• - L’ANARCHO-SYNDICALISME REFAIT SURFACE PENDANT LA CRISE

    - L’ANARCHO-SYNDICALISME REFAIT SURFACE PENDANT LA CRISEPar Robert Bibeau

    Le document de réflexion que la Confédération Générale du Travail de France (CGT) fait circuler parmi ses adhérant est pur jus anarcho-syndicaliste – une tendance idéologique qui a marqué la go-gauche au cours de la crise économique des années soixante-dix – et que les bureaucrates syndicaux ramènent sur le devant de la scène syndicale et médiatique.

    Les militants anarcho-syndicalistes maitrisent quelques rudiments de socialisme vulgaire et de marxisme trivial, mais au fond de leur âme ce sont de véritables proudhoniens et des théologiens qui croient que la société capitaliste serait mieux administrée, plus « démocratique », plus équitable, plus écologique si les anarcho-syndicalistes étaient appelés à la gouvernance de l’État, plutôt que ces voraces capitalistes qui ne pensent qu’à leur plaisir solitaire, non solidaire (1).

     

    Les anarcho-syndicalistes gèrent les syndicats et les ONG, dont la bourgeoisie leur a confié la gouvernance à la condition que ces « grandes gueules » n’outrepassent pas les limites du droit bourgeois, faites par les riches, dans l’intérêt des riches.

    Les anarcho-syndicalistes en appellent à la compassion des possédants afin de crédibiliser la justice bourgeoise aux yeux du prolétariat.
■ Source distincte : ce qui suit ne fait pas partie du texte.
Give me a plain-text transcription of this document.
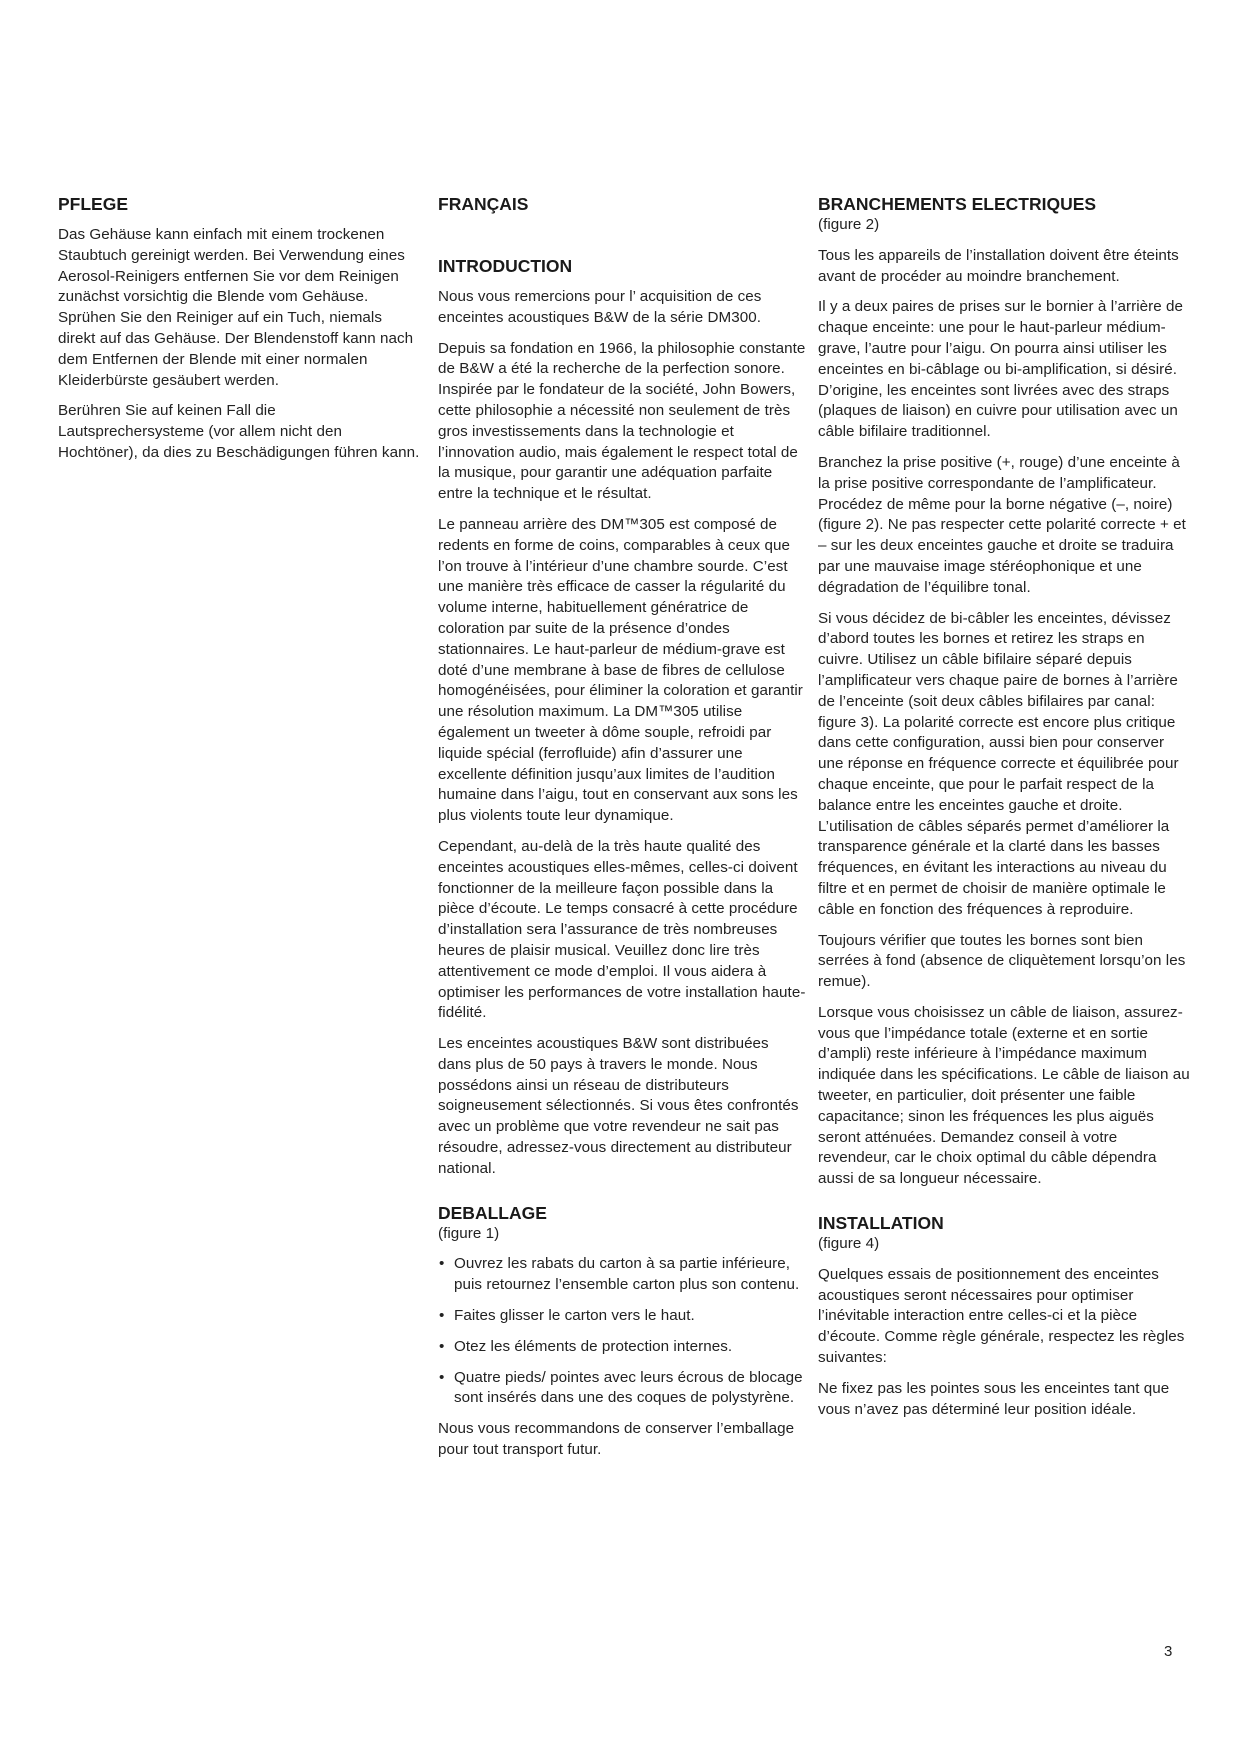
PFLEGE

Das Gehäuse kann einfach mit einem trockenen Staubtuch gereinigt werden. Bei Verwendung eines Aerosol-Reinigers entfernen Sie vor dem Reinigen zunächst vorsichtig die Blende vom Gehäuse. Sprühen Sie den Reiniger auf ein Tuch, niemals direkt auf das Gehäuse. Der Blendenstoff kann nach dem Entfernen der Blende mit einer normalen Kleiderbürste gesäubert werden.

Berühren Sie auf keinen Fall die Lautsprechersysteme (vor allem nicht den Hochtöner), da dies zu Beschädigungen führen kann.

FRANÇAIS
INTRODUCTION

Nous vous remercions pour l’ acquisition de ces enceintes acoustiques B&W de la série DM300.

Depuis sa fondation en 1966, la philosophie constante de B&W a été la recherche de la perfection sonore. Inspirée par le fondateur de la société, John Bowers, cette philosophie a nécessité non seulement de très gros investissements dans la technologie et l’innovation audio, mais également le respect total de la musique, pour garantir une adéquation parfaite entre la technique et le résultat.

Le panneau arrière des DM™305 est composé de redents en forme de coins, comparables à ceux que l’on trouve à l’intérieur d’une chambre sourde. C’est une manière très efficace de casser la régularité du volume interne, habituellement génératrice de coloration par suite de la présence d’ondes stationnaires. Le haut-parleur de médium-grave est doté d’une membrane à base de fibres de cellulose homogénéisées, pour éliminer la coloration et garantir une résolution maximum. La DM™305 utilise également un tweeter à dôme souple, refroidi par liquide spécial (ferrofluide) afin d’assurer une excellente définition jusqu’aux limites de l’audition humaine dans l’aigu, tout en conservant aux sons les plus violents toute leur dynamique.

Cependant, au-delà de la très haute qualité des enceintes acoustiques elles-mêmes, celles-ci doivent fonctionner de la meilleure façon possible dans la pièce d’écoute. Le temps consacré à cette procédure d’installation sera l’assurance de très nombreuses heures de plaisir musical. Veuillez donc lire très attentivement ce mode d’emploi. Il vous aidera à optimiser les performances de votre installation haute-fidélité.

Les enceintes acoustiques B&W sont distribuées dans plus de 50 pays à travers le monde. Nous possédons ainsi un réseau de distributeurs soigneusement sélectionnés. Si vous êtes confrontés avec un problème que votre revendeur ne sait pas résoudre, adressez-vous directement au distributeur national.

DEBALLAGE

(figure 1)

• Ouvrez les rabats du carton à sa partie inférieure, puis retournez l’ensemble carton plus son contenu.
• Faites glisser le carton vers le haut.
• Otez les éléments de protection internes.
• Quatre pieds/ pointes avec leurs écrous de blocage sont insérés dans une des coques de polystyrène.

Nous vous recommandons de conserver l’emballage pour tout transport futur.

BRANCHEMENTS ELECTRIQUES

(figure 2)

Tous les appareils de l’installation doivent être éteints avant de procéder au moindre branchement.

Il y a deux paires de prises sur le bornier à l’arrière de chaque enceinte: une pour le haut-parleur médium-grave, l’autre pour l’aigu. On pourra ainsi utiliser les enceintes en bi-câblage ou bi-amplification, si désiré. D’origine, les enceintes sont livrées avec des straps (plaques de liaison) en cuivre pour utilisation avec un câble bifilaire traditionnel.

Branchez la prise positive (+, rouge) d’une enceinte à la prise positive correspondante de l’amplificateur. Procédez de même pour la borne négative (–, noire) (figure 2). Ne pas respecter cette polarité correcte + et – sur les deux enceintes gauche et droite se traduira par une mauvaise image stéréophonique et une dégradation de l’équilibre tonal.

Si vous décidez de bi-câbler les enceintes, dévissez d’abord toutes les bornes et retirez les straps en cuivre. Utilisez un câble bifilaire séparé depuis l’amplificateur vers chaque paire de bornes à l’arrière de l’enceinte (soit deux câbles bifilaires par canal: figure 3). La polarité correcte est encore plus critique dans cette configuration, aussi bien pour conserver une réponse en fréquence correcte et équilibrée pour chaque enceinte, que pour le parfait respect de la balance entre les enceintes gauche et droite. L’utilisation de câbles séparés permet d’améliorer la transparence générale et la clarté dans les basses fréquences, en évitant les interactions au niveau du filtre et en permet de choisir de manière optimale le câble en fonction des fréquences à reproduire.

Toujours vérifier que toutes les bornes sont bien serrées à fond (absence de cliquètement lorsqu’on les remue).

Lorsque vous choisissez un câble de liaison, assurez-vous que l’impédance totale (externe et en sortie d’ampli) reste inférieure à l’impédance maximum indiquée dans les spécifications. Le câble de liaison au tweeter, en particulier, doit présenter une faible capacitance; sinon les fréquences les plus aiguës seront atténuées. Demandez conseil à votre revendeur, car le choix optimal du câble dépendra aussi de sa longueur nécessaire.

INSTALLATION

(figure 4)

Quelques essais de positionnement des enceintes acoustiques seront nécessaires pour optimiser l’inévitable interaction entre celles-ci et la pièce d’écoute. Comme règle générale, respectez les règles suivantes:

Ne fixez pas les pointes sous les enceintes tant que vous n’avez pas déterminé leur position idéale.

3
Le militant anarcho-syndicaliste est invité à vociférer contre l’injustice, contre la ploutocratie qui se remplit les poches de monnaies de singe. Le militant anarcho-syndicaliste fait rêver le salarié d’un monde « amélioré » sous un mode de production capitaliste réformer (ce qui est impossible). L’anarcho-syndicaliste souhaite que la société revienne au passé, au temps bénit et révolu de l’État providence – au temps de la soi-disant abondance, des hausses salariales raisonnables, des services sociaux améliorés.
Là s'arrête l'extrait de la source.